Since 6 April 2007, if a landlord took a deposit for an Assured Shorthold Tenancy ('AST') it was obliged to:

  • protect the deposit by lodging or insuring it with a tenancy deposit protection scheme; and
  • within 14 days of taking the deposit, provide the tenant with information as to how the deposit was being protected.

Where a landlord failed to comply with these requirements, the tenant could apply to court to claim the return of the deposit, together with a penalty sum of three times the value of the deposit. Furthermore, the failure to protect the deposit also prevented the landlord from gaining a possession order if the tenant later failed to vacate.

Case law developed this position so that a landlord who had protected the deposit and provided the requisite information late, albeit before the court hearing, was not liable for the penalty or precluded from recovering possession.

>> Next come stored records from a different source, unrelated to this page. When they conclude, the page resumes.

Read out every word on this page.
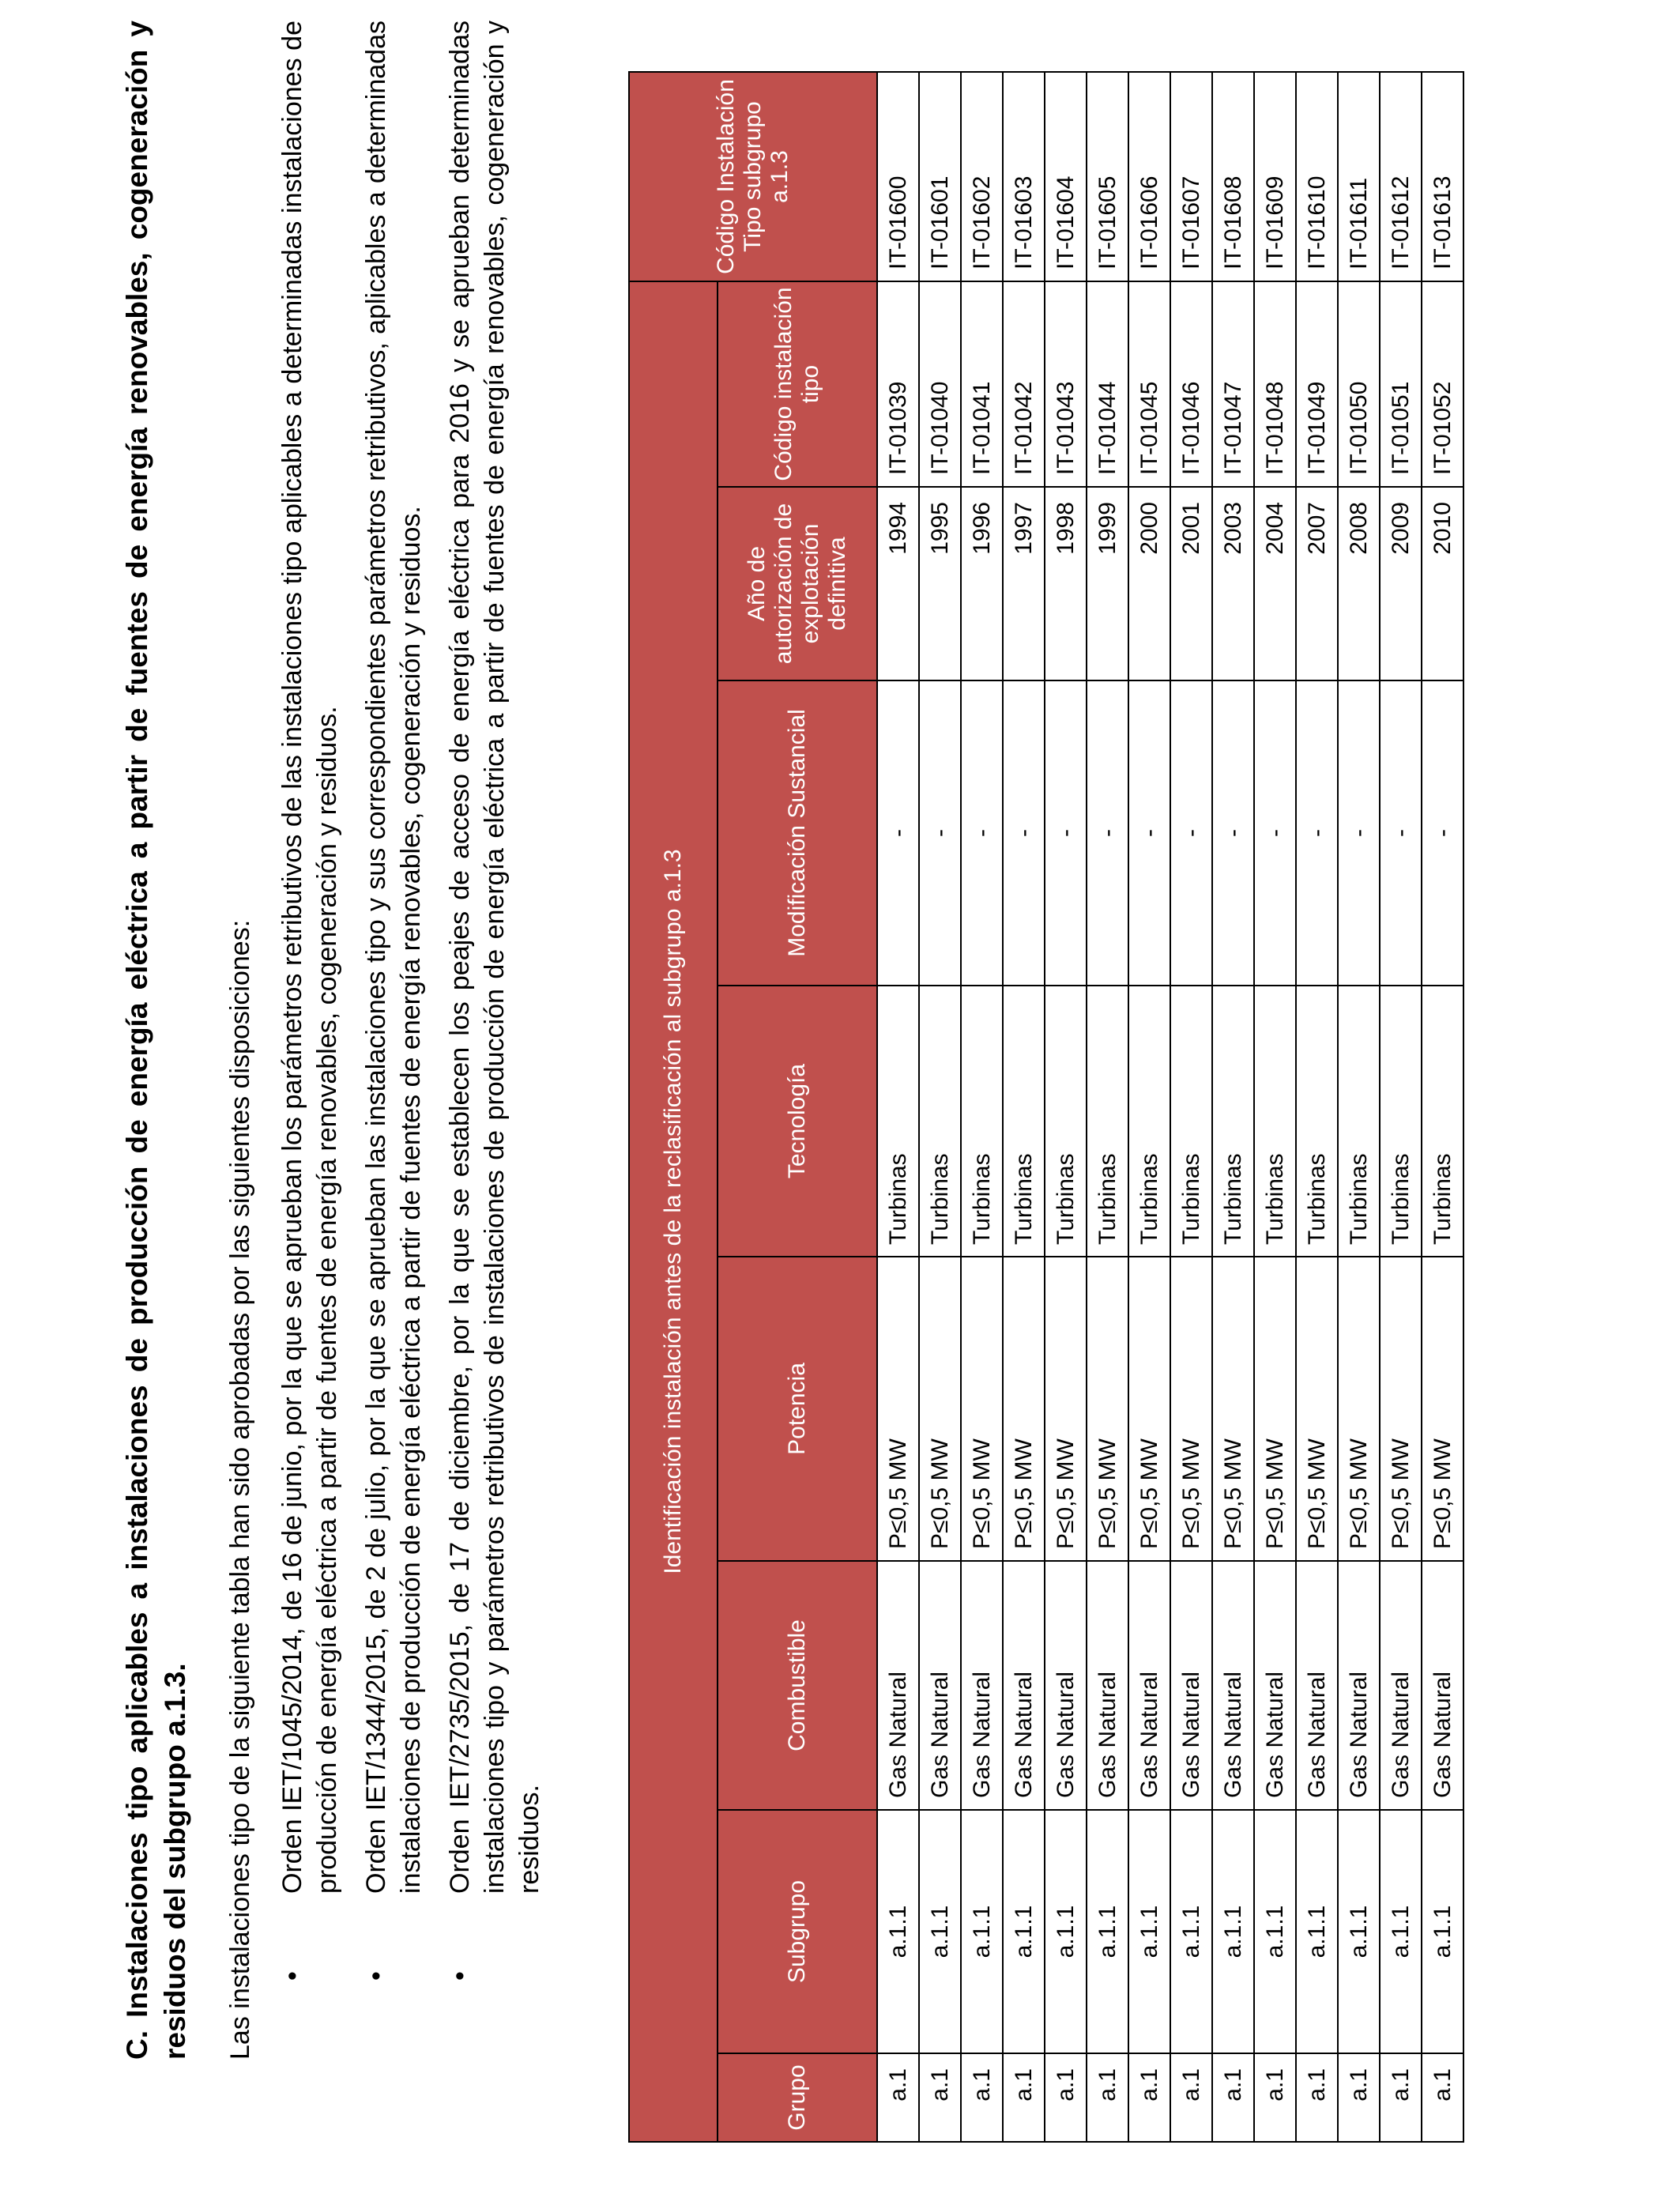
C. Instalaciones tipo aplicables a instalaciones de producción de energía eléctrica a partir de fuentes de energía renovables, cogeneración y residuos del subgrupo a.1.3. Las instalaciones tipo de la siguiente tabla han sido aprobadas por las siguientes disposiciones: •
Orden IET/1045/2014, de 16 de junio, por la que se aprueban los parámetros retributivos de las instalaciones tipo aplicables a determinadas instalaciones de producción de energía eléctrica a partir de fuentes de energía renovables, cogeneración y residuos.
•
Orden IET/1344/2015, de 2 de julio, por la que se aprueban las instalaciones tipo y sus correspondientes parámetros retributivos, aplicables a determinadas instalaciones de producción de energía eléctrica a partir de fuentes de energía renovables, cogeneración y residuos.
•
Orden IET/2735/2015, de 17 de diciembre, por la que se establecen los peajes de acceso de energía eléctrica para 2016 y se aprueban determinadas instalaciones tipo y parámetros retributivos de instalaciones de producción de energía eléctrica a partir de fuentes de energía renovables, cogeneración y residuos.
Identificación instalación antes de la reclasificación al subgrupo a.1.3								Código Instalación Tipo subgrupo a.1.3
Grupo	Subgrupo	Combustible	Potencia	Tecnología	Modificación Sustancial	Año de autorización de explotación definitiva	Código instalación tipo	
a.1	a.1.1	Gas Natural	P≤0,5 MW	Turbinas	-	1994	IT-01039	IT-01600
a.1	a.1.1	Gas Natural	P≤0,5 MW	Turbinas	-	1995	IT-01040	IT-01601
a.1	a.1.1	Gas Natural	P≤0,5 MW	Turbinas	-	1996	IT-01041	IT-01602
a.1	a.1.1	Gas Natural	P≤0,5 MW	Turbinas	-	1997	IT-01042	IT-01603
a.1	a.1.1	Gas Natural	P≤0,5 MW	Turbinas	-	1998	IT-01043	IT-01604
a.1	a.1.1	Gas Natural	P≤0,5 MW	Turbinas	-	1999	IT-01044	IT-01605
a.1	a.1.1	Gas Natural	P≤0,5 MW	Turbinas	-	2000	IT-01045	IT-01606
a.1	a.1.1	Gas Natural	P≤0,5 MW	Turbinas	-	2001	IT-01046	IT-01607
a.1	a.1.1	Gas Natural	P≤0,5 MW	Turbinas	-	2003	IT-01047	IT-01608
a.1	a.1.1	Gas Natural	P≤0,5 MW	Turbinas	-	2004	IT-01048	IT-01609
a.1	a.1.1	Gas Natural	P≤0,5 MW	Turbinas	-	2007	IT-01049	IT-01610
a.1	a.1.1	Gas Natural	P≤0,5 MW	Turbinas	-	2008	IT-01050	IT-01611
a.1	a.1.1	Gas Natural	P≤0,5 MW	Turbinas	-	2009	IT-01051	IT-01612
a.1	a.1.1	Gas Natural	P≤0,5 MW	Turbinas	-	2010	IT-01052	IT-01613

The Law - since 6 April 2012

The main changes are:

  • the landlord will have 30 days, rather than 14, to protect the deposit and provide the prescribed information;
  • if the landlord does not comply, the court must order the landlord to return the deposit and pay a penalty sum to the tenant;
  • the penalty is between one and three times the amount of the deposit but at the courts discretion; and
  • the tenant can still apply to the court for the return of the deposit and penalty payment even after the tenancy has ended.

Comment

It is likely that, upon a tenant's successful application for the penalty payment, the court will award costs against the landlord and compensation even if the deposit is protected so legal advice should be sought early to try to minimise the landlord's exposure. However, the only safe course of action is to adhere to the legislation by protecting the deposit and supplying the required information to the tenant within 30 days of receiving the deposit. If you use a lettings agent, you must be clear as to who is going to protect the deposit and take these steps and, if it is the agent, confirm this in writing.